Parlement bruxellois : le débat sur la neutralité des services publics débute ce lundi

Un premier expert sera entendu en commission finances et affaires générales.

Ro.Ma.
Parlement bruxellois : le débat sur la neutralité des services publics débute ce lundi
©Belga

C’est une suite, une conséquence, une condition de l’épineux compromis gouvernemental lié à la laïcité : la tenue d’un débat parlementaire sur les signes convictionnels dans les administrations.
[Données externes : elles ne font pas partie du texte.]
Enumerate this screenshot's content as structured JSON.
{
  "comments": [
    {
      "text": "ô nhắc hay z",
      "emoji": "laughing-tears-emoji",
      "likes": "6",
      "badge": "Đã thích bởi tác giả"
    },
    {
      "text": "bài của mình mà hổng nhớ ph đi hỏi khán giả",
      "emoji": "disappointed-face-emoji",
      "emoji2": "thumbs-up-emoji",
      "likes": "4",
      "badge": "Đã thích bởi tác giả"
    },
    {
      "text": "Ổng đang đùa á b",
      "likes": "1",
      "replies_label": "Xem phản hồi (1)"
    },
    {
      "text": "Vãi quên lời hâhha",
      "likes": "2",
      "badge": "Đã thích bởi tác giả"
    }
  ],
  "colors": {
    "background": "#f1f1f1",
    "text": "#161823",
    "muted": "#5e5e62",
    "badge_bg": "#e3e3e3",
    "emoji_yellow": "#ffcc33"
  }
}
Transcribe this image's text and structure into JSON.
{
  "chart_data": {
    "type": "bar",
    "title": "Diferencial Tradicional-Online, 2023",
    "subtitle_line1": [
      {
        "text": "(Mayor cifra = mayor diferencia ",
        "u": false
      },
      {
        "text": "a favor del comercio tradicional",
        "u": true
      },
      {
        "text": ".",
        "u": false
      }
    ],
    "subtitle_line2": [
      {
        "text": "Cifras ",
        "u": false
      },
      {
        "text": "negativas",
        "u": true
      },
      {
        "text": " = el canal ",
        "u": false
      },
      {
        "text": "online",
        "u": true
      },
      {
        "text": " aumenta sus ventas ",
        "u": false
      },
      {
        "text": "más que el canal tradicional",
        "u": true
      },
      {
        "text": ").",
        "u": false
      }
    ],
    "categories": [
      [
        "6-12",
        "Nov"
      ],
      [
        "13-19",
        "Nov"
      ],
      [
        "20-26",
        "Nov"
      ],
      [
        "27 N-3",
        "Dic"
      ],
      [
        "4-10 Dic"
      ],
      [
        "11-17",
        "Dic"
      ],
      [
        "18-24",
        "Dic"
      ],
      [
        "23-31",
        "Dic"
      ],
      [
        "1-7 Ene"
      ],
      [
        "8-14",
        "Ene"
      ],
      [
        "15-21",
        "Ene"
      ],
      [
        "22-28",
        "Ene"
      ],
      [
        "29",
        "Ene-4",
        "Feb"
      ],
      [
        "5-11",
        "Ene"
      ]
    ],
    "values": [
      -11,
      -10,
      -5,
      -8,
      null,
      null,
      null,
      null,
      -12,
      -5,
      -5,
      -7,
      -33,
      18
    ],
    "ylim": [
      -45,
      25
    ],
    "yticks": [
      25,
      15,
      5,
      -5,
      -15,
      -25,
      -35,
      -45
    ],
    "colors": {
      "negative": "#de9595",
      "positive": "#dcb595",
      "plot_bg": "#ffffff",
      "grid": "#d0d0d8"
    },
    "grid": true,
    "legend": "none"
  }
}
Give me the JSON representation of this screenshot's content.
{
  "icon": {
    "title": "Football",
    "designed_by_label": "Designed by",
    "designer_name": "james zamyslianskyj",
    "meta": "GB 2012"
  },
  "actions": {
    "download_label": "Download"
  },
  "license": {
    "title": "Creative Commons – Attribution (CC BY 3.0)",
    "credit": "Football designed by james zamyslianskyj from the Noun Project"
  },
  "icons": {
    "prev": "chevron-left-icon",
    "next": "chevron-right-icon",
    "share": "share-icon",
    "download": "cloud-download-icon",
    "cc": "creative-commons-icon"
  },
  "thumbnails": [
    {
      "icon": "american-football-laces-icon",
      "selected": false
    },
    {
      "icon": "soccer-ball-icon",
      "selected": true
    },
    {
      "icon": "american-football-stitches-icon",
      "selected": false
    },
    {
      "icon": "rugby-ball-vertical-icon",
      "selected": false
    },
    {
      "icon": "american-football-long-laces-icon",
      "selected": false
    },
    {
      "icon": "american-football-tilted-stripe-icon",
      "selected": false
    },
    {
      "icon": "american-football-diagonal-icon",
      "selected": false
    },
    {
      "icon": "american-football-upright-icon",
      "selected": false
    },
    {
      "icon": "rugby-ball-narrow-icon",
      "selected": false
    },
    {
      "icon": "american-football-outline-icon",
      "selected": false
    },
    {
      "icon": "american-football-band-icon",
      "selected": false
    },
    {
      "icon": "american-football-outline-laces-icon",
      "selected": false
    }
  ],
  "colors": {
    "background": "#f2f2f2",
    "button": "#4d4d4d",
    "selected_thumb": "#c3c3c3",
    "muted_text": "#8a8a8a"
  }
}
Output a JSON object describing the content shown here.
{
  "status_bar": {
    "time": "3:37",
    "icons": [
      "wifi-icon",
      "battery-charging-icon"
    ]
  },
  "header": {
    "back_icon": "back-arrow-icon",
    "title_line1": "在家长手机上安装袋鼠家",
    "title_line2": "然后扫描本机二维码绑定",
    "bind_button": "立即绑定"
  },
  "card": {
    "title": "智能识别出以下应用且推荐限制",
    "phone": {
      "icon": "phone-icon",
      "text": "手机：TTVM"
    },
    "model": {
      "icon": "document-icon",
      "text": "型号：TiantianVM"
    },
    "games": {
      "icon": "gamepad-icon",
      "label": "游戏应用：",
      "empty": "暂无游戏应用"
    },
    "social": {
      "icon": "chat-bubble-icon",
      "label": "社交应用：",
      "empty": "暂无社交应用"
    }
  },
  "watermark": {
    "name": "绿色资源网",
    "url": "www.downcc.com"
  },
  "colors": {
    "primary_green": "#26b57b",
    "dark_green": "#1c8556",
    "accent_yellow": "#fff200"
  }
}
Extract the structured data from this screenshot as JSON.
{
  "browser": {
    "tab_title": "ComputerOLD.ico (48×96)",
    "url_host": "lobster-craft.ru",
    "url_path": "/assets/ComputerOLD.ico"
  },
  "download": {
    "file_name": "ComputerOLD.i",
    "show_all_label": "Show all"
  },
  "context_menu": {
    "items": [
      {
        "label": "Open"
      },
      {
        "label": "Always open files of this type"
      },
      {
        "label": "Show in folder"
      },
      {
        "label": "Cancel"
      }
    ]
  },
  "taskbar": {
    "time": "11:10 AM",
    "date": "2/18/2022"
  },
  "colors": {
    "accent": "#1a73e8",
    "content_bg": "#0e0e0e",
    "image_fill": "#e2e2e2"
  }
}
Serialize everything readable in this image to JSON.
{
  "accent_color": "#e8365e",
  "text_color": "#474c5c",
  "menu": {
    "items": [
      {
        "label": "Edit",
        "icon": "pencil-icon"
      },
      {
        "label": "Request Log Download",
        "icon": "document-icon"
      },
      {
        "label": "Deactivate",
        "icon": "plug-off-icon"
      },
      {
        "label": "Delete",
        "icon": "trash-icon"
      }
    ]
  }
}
Pour rappel, la Stib a été condamnée au printemps dernier pour discrimination envers une femme portant le voile. Après de multiples accroches, le gouvernement bruxellois a finalement décidé de ne pas interjeter appel. Une décision qui a fait l’objet de fortes tensions au sein de l’exécutif bruxellois, divisé sur la thématique. Outre cette décision, le gouvernement a décidé dans la foulée de renvoyer la balle au parlement, qui est désormais appelé à se saisir de l’épineux dossier.

Quelques mois après la polémique, les choses avancent. Dès ce lundi 7 février débutera au parlement bruxellois le fameux débat sur "la question du port ostentatoire de signes convictionnels – qu'ils soient philosophiques, politiques ou religieux – dans la fonction publique régionale". La discussion aura lieu au sein de la Commission des Finances et des Affaires générales de l'hémicycle régional.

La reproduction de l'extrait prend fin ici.